Дурная слава ходила о Джозефине по Салему. Кроме всего перечисленного, в число её недостатков входила ещё и корысть, поэтому у неё было весьма странное, предвзятое и подчас противоречивое отношение к другим. Втайне некоторые считали, что Джозефина – дьявол в человеческом обличии. Единственным человеком, которому Джозефина не грубила и хорошо относилась, являлся Самюэль. Возможно, было в глубине сердца Джозефины что-то светлое, доброе, но это скрывалось за бесчисленными слоями злости и корысти.
Несмотря на то, что Джозефина хорошо относилась к мужу, она вовсе не любила его. Да и сам Самюэль всё чаще думал, что пора их любви давно уже прошла, он смутно помнил их свадьбу, и вообще все воспоминания о тех временах со временем тускнели и постепенно исчезали. Чувствовалось какая-то неестественность, театральность в отношениях Джозефины и Самюэля, будто бы они были абсолютно бездарными актёрами, которые вынуждены исполнять роли супругов.

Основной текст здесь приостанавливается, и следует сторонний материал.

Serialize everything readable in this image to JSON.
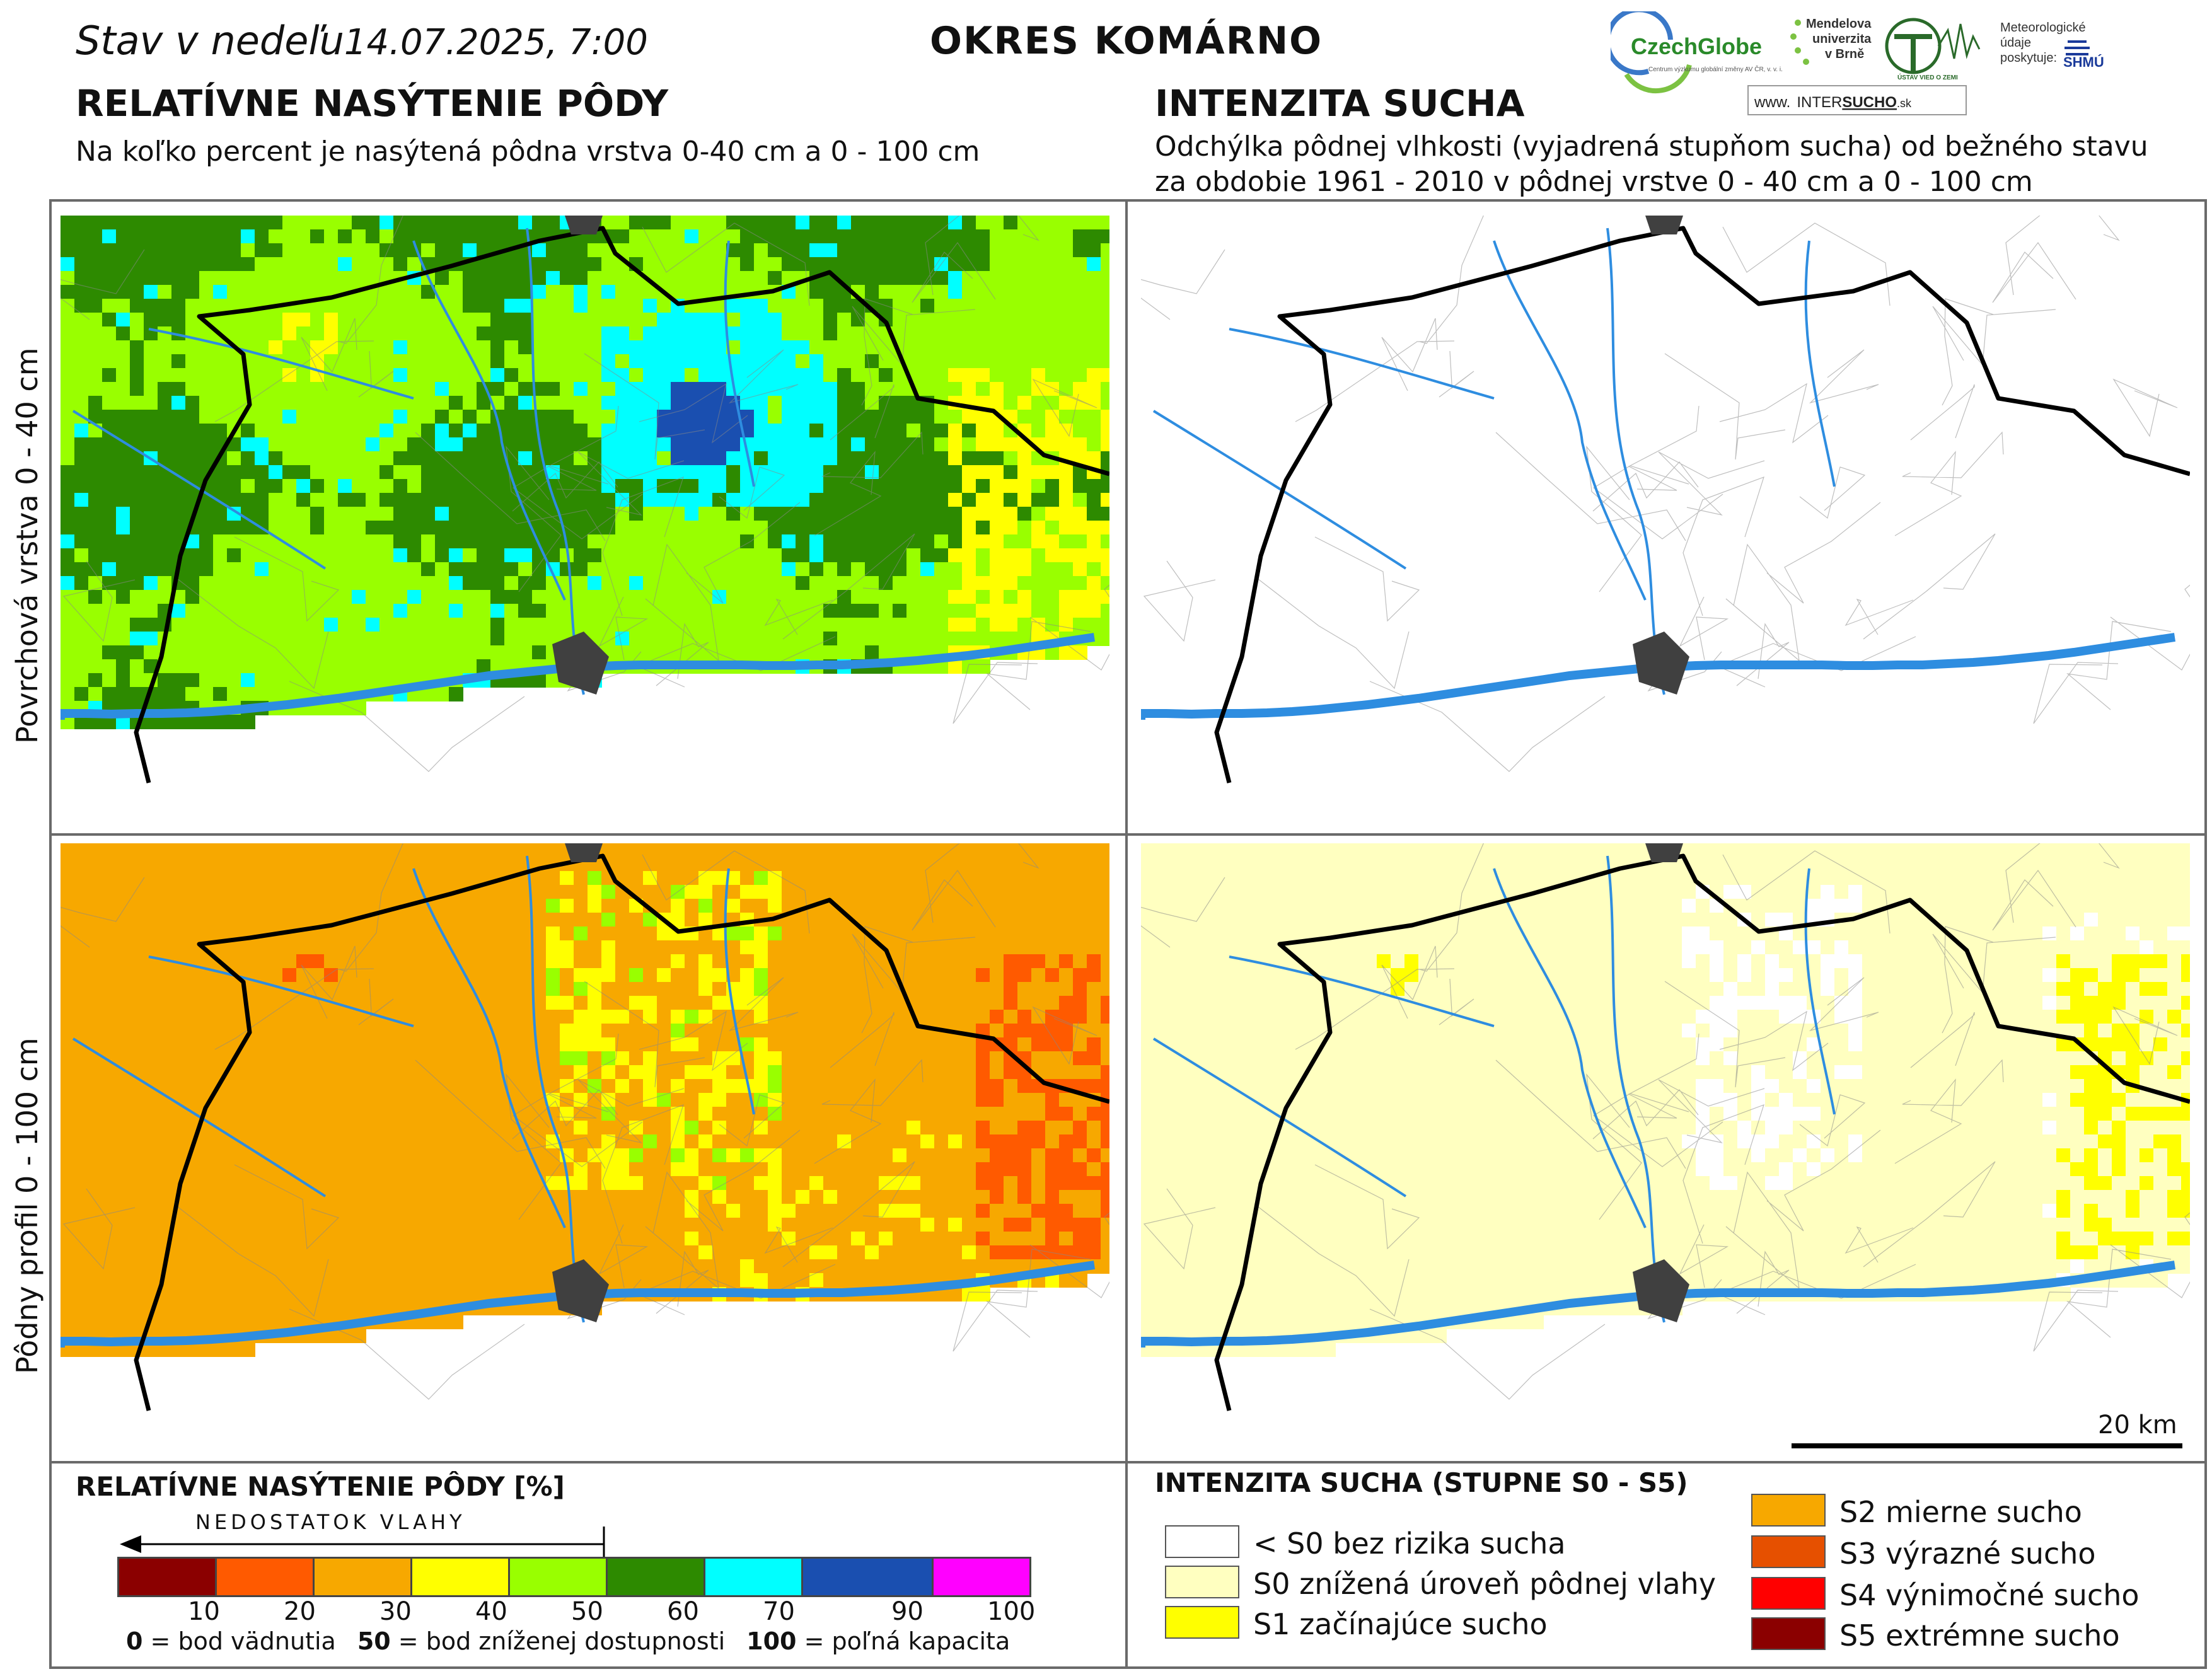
{
  "header": {
    "date_prefix": "Stav  v  nedeľu",
    "date_value": "14.07.2025, 7:00",
    "district": "OKRES  KOMÁRNO",
    "left_title": "RELATÍVNE NASÝTENIE PÔDY",
    "left_subtitle": "Na koľko percent je nasýtená pôdna vrstva 0-40 cm a 0 - 100 cm",
    "right_title": "INTENZITA SUCHA",
    "right_subtitle_1": "Odchýlka pôdnej vlhkosti (vyjadrená stupňom sucha) od bežného stavu",
    "right_subtitle_2": "za obdobie 1961 - 2010 v pôdnej vrstve 0 - 40 cm a 0 - 100 cm"
  },
  "logos": {
    "czechglobe": "CzechGlobe",
    "czechglobe_small": "Centrum výzkumu globální změny AV ČR, v. v. i.",
    "mendelu_1": "Mendelova",
    "mendelu_2": "univerzita",
    "mendelu_3": "v Brně",
    "ustav": "ÚSTAV VIED O ZEMI",
    "meteo_1": "Meteorologické",
    "meteo_2": "údaje",
    "meteo_3": "poskytuje:",
    "shmu": "SHMÚ",
    "website_prefix": "www.",
    "website_a": "INTER",
    "website_b": "SUCHO",
    "website_c": ".sk"
  },
  "row_labels": {
    "top": "Povrchová vrstva 0 - 40 cm",
    "bottom": "Pôdny profil 0 - 100 cm"
  },
  "scale_bar": {
    "label": "20 km"
  },
  "saturation_legend": {
    "title": "RELATÍVNE NASÝTENIE PÔDY [%]",
    "deficit_label": "NEDOSTATOK VLAHY",
    "classes": [
      {
        "upper": "10",
        "color": "#8b0000"
      },
      {
        "upper": "20",
        "color": "#ff5a00"
      },
      {
        "upper": "30",
        "color": "#f7a800"
      },
      {
        "upper": "40",
        "color": "#ffff00"
      },
      {
        "upper": "50",
        "color": "#99ff00"
      },
      {
        "upper": "60",
        "color": "#2d8a00"
      },
      {
        "upper": "70",
        "color": "#00ffff"
      },
      {
        "upper": "90",
        "color": "#1a4fb0"
      },
      {
        "upper": "100",
        "color": "#ff00ff"
      }
    ],
    "note_0_num": "0",
    "note_0_text": " = bod vädnutia",
    "note_50_num": "50",
    "note_50_text": " = bod zníženej dostupnosti",
    "note_100_num": "100",
    "note_100_text": " = poľná kapacita"
  },
  "drought_legend": {
    "title": "INTENZITA SUCHA (STUPNE S0 - S5)",
    "items": [
      {
        "label": "< S0 bez rizika sucha",
        "color": "#ffffff"
      },
      {
        "label": "S0 znížená úroveň pôdnej vlahy",
        "color": "#ffffc0"
      },
      {
        "label": "S1 začínajúce sucho",
        "color": "#ffff00"
      },
      {
        "label": "S2 mierne sucho",
        "color": "#f7a800"
      },
      {
        "label": "S3 výrazné sucho",
        "color": "#e65000"
      },
      {
        "label": "S4 výnimočné sucho",
        "color": "#ff0000"
      },
      {
        "label": "S5 extrémne sucho",
        "color": "#8b0000"
      }
    ]
  },
  "colors": {
    "river": "#2e8de0",
    "border": "#000000",
    "town": "#404040",
    "frame": "#6a6a6a"
  }
}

Самюэль окончил свой завтрак, и ничего не сказав, куда-то ушёл.
- Убери здесь, - приказала Элизе Джозефина, указав на посуду, стоявшую на столе.
Джозефина, пыхтя, стала подниматься на второй этаж в свою комнату, что давалось ей нелегко при её-то весе. Но сегодня ей удалось подняться быстро, ибо она хотела скорее посмотреться в зеркало. Она зашла в комнату, и, взяв зеркало, устроилась на стуле.
- Ну что за лицо! – сказала сама себе Джозефина, немного помяв свои щёки. – Ужас!
У неё была мания быть красивой, но, увы, как она ни старалась, это плохо у неё получалось. Практически всё своё время Джозефина проводила, размышляя, как ей улучшить свою внешность. В своей погоне за красотой она стала похожа на маленькую капризную девочку, которая очень хочет такую же куклу, как и у её подруги.
В глубине души, Джозефина завидовала Элизе, так как та была очень красива. «Почему же эта идиотка красивая, а я нет!?» - подумала она, когда услышала звон посуды, которую убирала Элиза. Джозефина не задумывалась о том, что подобные вопросы не стоит задавать: внешность, как и родителей, не выбирают. Но она являлась женой пастора, её знали все, а потому следовало бы соответствовать своему положению в обществе. Джозефина считала, что люди влиятельные и хорошо узнаваемые просто обязаны быть красивыми, и никак иначе. Но Бог не одарил её красотой.
Устав смотреться в зеркало, Джозефина отбросила его на кровать.
- Что толку смотреть, раз лучше всё равно не будет, - вымолвила она и направила свой одновременно грустный и злой взгляд в окно.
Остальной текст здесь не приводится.